Jeremy Hutchinson’s Case Histories – stories of a devil’s advocate

Thomas Grant’s life of the celebrated QC Jeremy Hutchinson shows how, from Profumo to Howard Marks, he loved to skewer hypocrisy and defend rogues

I was prepared, I admit, to dislike Jeremy Hutchinson on principle. Here is a man whose life has been an exercise in clannish, well-connected endogamy. His mother was a Strachey, so as a child he was dandled by the grandees of the Bloomsbury group. At Oxford he fell in love with a Bonham Carter, while his sister sagely married a Rothschild.
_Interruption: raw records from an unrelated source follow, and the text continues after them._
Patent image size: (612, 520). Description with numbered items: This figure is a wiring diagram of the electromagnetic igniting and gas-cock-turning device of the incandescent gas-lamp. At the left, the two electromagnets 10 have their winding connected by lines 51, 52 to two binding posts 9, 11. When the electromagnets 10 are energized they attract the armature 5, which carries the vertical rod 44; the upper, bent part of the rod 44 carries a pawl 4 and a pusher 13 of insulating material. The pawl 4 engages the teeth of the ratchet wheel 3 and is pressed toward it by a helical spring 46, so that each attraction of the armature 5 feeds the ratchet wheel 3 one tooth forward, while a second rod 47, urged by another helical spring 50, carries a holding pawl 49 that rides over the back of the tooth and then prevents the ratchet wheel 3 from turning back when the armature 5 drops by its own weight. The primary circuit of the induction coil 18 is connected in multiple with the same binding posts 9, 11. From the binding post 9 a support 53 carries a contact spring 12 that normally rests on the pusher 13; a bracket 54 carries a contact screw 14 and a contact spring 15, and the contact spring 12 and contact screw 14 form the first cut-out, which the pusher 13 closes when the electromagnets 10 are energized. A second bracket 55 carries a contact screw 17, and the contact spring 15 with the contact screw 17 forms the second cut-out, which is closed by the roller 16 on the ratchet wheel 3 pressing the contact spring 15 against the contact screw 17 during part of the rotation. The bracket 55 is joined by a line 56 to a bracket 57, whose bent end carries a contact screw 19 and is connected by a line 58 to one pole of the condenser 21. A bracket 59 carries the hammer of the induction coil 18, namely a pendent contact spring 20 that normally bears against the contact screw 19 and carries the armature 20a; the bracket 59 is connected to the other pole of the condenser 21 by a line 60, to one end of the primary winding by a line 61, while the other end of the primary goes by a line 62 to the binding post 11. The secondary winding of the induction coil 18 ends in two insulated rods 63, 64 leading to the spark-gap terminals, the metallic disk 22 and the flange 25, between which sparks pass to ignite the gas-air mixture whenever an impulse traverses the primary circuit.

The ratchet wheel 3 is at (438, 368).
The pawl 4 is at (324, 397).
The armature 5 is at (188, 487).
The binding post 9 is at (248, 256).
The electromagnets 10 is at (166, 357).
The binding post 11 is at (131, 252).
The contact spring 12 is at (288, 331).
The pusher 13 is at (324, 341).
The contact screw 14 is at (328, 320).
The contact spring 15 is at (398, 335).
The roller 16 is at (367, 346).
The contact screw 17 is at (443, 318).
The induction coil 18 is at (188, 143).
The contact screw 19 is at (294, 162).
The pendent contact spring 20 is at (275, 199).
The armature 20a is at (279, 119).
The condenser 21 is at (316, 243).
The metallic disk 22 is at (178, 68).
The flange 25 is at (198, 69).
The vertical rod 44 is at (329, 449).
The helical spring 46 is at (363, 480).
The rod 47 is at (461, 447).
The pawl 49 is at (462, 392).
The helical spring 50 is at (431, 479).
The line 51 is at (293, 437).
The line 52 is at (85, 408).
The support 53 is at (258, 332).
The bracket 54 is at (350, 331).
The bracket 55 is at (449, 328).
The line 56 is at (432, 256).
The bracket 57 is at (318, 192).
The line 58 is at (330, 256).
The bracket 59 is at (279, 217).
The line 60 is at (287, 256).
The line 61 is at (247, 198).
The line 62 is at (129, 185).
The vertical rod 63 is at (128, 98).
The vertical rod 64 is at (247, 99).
Hutchinson’s first wife was the actress Peggy Ashcroft; his second had been previously courted – not very ardently, I imagine – by Cecil Beaton and Edward Heath. He spent the war on a destroyer commanded by Lord Mountbatten, and when it was sunk David Lean’s film In Which We Serve turned the defeat into a triumph for patrician stoicism.
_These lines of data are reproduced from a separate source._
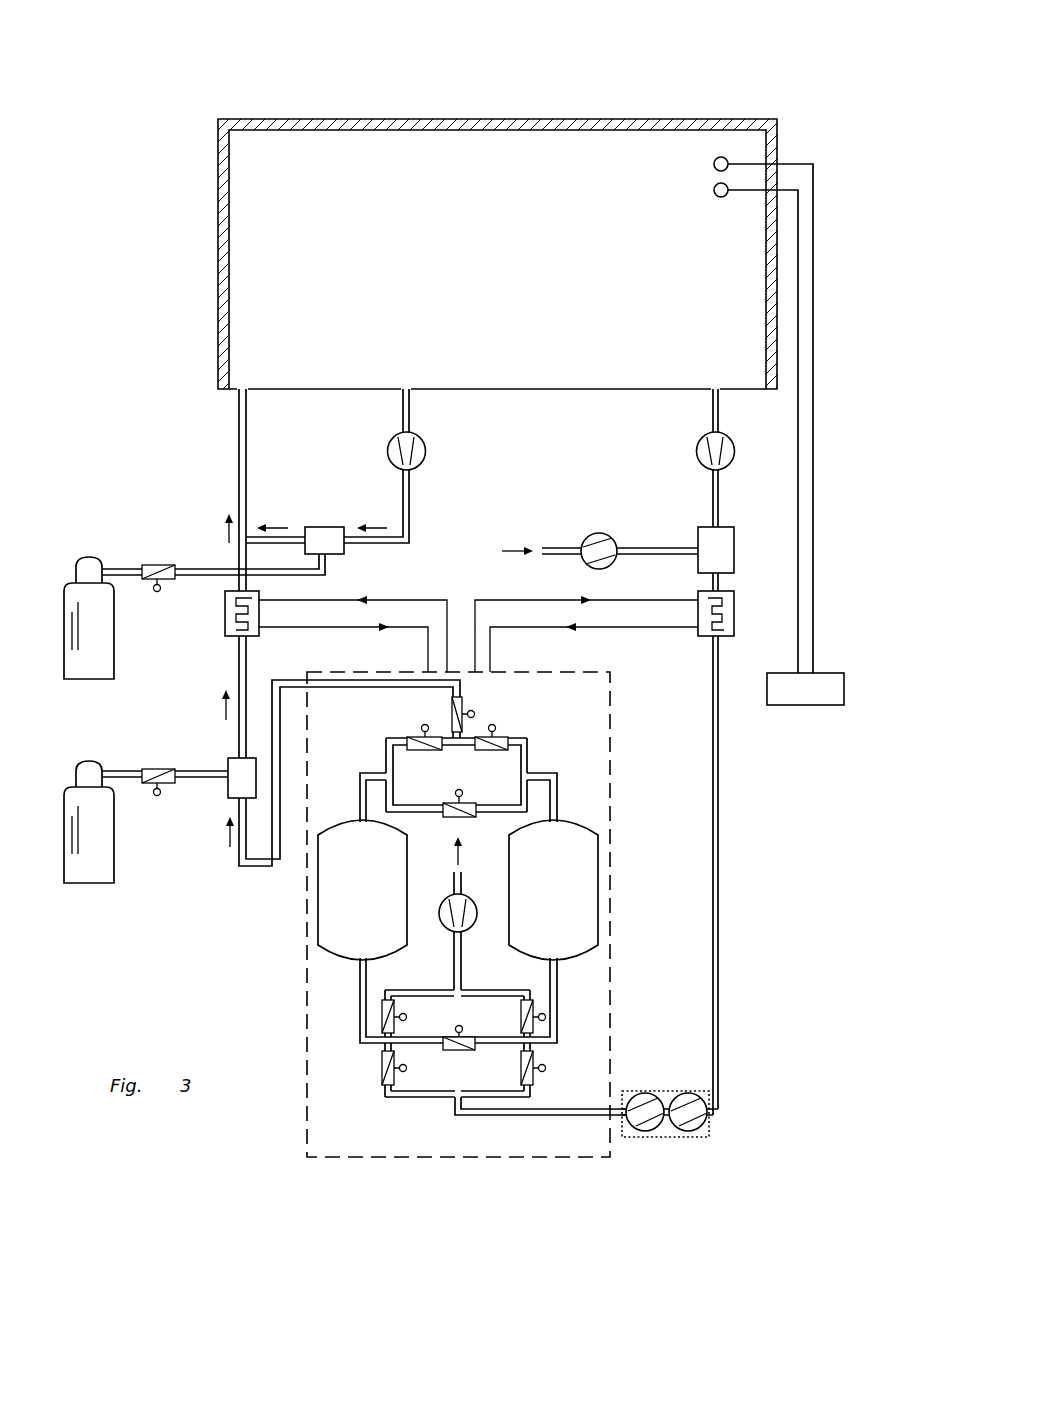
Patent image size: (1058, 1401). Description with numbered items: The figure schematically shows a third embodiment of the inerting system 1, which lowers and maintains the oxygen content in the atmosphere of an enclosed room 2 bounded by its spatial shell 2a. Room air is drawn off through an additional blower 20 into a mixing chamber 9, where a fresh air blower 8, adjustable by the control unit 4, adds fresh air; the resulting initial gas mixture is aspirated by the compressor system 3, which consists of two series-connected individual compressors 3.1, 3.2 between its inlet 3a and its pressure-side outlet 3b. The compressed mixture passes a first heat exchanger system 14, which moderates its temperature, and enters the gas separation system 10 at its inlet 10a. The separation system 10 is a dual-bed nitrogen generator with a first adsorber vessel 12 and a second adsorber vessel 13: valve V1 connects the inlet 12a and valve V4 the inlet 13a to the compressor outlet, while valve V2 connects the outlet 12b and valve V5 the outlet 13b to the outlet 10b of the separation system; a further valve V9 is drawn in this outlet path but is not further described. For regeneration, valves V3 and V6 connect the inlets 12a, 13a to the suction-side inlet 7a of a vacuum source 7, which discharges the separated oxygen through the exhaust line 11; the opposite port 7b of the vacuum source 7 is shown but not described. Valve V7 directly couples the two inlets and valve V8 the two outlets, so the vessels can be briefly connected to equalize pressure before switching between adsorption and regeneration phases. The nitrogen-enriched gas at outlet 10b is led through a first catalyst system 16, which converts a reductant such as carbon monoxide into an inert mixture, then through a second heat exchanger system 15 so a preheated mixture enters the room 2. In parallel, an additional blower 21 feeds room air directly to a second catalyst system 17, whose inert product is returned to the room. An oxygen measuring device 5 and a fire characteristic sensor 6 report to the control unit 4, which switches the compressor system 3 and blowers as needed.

The inerting system 1 is at (464, 585).
The enclosed room 2 is at (497, 195).
The spatial shell 2a is at (480, 123).
The compressor system 3 is at (686, 1139).
The individual compressor 3.1 is at (640, 1112).
The individual compressor 3.2 is at (687, 1117).
The inlet of compressor system 3a is at (708, 1120).
The outlet of compressor system 3b is at (623, 1095).
The control unit 4 is at (812, 703).
The oxygen measuring device 5 is at (715, 184).
The fire characteristic sensor 6 is at (724, 157).
The vacuum source 7 is at (442, 913).
The suction-side inlet of vacuum source 7a is at (458, 935).
The pump outlet 7b is at (458, 895).
The fresh air blower 8 is at (592, 547).
The mixing chamber 9 is at (730, 552).
The gas separation system 10 is at (358, 1157).
The inlet of gas separation system 10a is at (588, 1117).
The outlet of gas separation system 10b is at (238, 847).
The exhaust line 11 is at (460, 947).
The first adsorber vessel 12 is at (362, 890).
The inlet of first adsorber vessel 12a is at (355, 1000).
The outlet of first adsorber vessel 12b is at (355, 797).
The second adsorber vessel 13 is at (553, 890).
The inlet of second adsorber vessel 13a is at (563, 1000).
The outlet of second adsorber vessel 13b is at (565, 797).
The first heat exchanger system 14 is at (729, 633).
The second heat exchanger system 15 is at (235, 635).
The first catalyst system 16 is at (237, 792).
The second catalyst system 17 is at (225, 601).
The additional blower 20 is at (713, 453).
The additional blower 21 is at (405, 445).
The valve V1 is at (407, 1068).
The valve V2 is at (424, 747).
The valve V3 is at (409, 1016).
The valve V4 is at (519, 1068).
The valve V5 is at (491, 747).
The valve V6 is at (520, 1016).
The valve V7 is at (459, 1049).
The valve V8 is at (459, 793).
The valve V9 is at (450, 716).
Inherited advantages were topped up by windfalls. A friend who died left Hutchinson a Monet; 10 minutes after taking delivery of the canvas, he sold it in Mayfair and snapped up a house in Hampstead with the proceeds. He currently lives in Sussex, in a former rectory of “magical beauty” which he paid for by disposing of an island he just happened to own in the backwaters of unbeautiful Essex. A tree in his garden was a gift from Leonard Woolf. And to add to his offences against the humble human average, he has survived, physically hale and intellectually acute, to the age of 100.